Raising yaks maybe difficult for others, but he finds it easy since he learnt it as a child. He does acknowledge that it may be really risky for those who don't know anything about it. Yaks have to be moved according to the seasons. If they are not moved to highland pastures in summer, they dies from the heat.

Yak herders need to know which forests have enough water and grass in which months, and which rivers and wetlands are infested with leech. They need to stay away from poisonous plants, and treacherous cliffs and landslides. Yak herders also need to know how to save their animals from snow leopards and wolves, and what medicinal herbs to give them when they fall sick.

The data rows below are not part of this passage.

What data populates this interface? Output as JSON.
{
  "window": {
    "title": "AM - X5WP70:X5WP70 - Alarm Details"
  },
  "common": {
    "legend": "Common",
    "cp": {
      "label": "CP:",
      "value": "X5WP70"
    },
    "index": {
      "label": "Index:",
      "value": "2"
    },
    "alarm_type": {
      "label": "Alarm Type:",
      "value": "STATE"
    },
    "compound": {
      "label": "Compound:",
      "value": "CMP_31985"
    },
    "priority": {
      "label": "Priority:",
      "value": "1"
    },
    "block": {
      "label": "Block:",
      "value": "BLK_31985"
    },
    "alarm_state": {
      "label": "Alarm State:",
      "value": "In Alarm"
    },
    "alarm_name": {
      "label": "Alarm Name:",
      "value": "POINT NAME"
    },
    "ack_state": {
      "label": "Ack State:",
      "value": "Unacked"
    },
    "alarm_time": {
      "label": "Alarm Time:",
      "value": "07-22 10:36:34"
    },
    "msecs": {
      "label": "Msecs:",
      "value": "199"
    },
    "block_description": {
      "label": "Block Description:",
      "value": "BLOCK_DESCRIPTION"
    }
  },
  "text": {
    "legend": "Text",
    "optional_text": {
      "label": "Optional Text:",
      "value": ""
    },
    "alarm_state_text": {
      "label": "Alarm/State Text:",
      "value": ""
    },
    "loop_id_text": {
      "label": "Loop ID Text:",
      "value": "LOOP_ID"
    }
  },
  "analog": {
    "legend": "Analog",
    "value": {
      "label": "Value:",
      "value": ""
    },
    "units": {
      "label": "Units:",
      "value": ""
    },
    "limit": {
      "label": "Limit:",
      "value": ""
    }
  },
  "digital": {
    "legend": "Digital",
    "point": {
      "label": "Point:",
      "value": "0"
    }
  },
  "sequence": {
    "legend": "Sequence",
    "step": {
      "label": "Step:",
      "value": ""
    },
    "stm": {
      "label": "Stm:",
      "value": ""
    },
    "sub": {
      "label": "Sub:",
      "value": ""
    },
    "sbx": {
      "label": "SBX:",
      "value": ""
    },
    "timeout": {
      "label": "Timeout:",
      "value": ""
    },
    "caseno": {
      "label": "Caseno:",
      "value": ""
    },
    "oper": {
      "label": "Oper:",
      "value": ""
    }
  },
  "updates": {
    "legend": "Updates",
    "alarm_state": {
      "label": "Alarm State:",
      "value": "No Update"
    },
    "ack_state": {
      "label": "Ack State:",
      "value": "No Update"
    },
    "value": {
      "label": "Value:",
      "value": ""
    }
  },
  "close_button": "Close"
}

In olden days, people who raised yaks and sheep were called 'Baru' (rich) because they earned income from selling milk, butter, cheese, churpi, wool, and calves. These days there are fewer yak farms in villages, but the products still fetch good prices.

"Mountain communities like ours need butter for rituals like birth, death, weddings, so the value of milk has increased because there are fewer yak farms," Dindup adds.

Dindup, who now has 32 yaks, never got the opportunity to study, and says one reason he returned to his family yak farm is that he does not have the skills or the capital to start any other business. He received Rs500,000 from the Agriculture Ministry to raise yaks, and now earns Rs 700,000 a year.

He is educating his children from his earnings: his eldest daughter passed Grade 10 and got married, his second daughter is in Grade 12, and eldest son passed Grade 10. His wife bought gold earrings last year from those earnings.

Says Dindup: "It is good to be back. I can be with my family, and travel to the mountains, in winter I go down to Kerung. In summer I go up to Lauribina Pass. Life could not be better.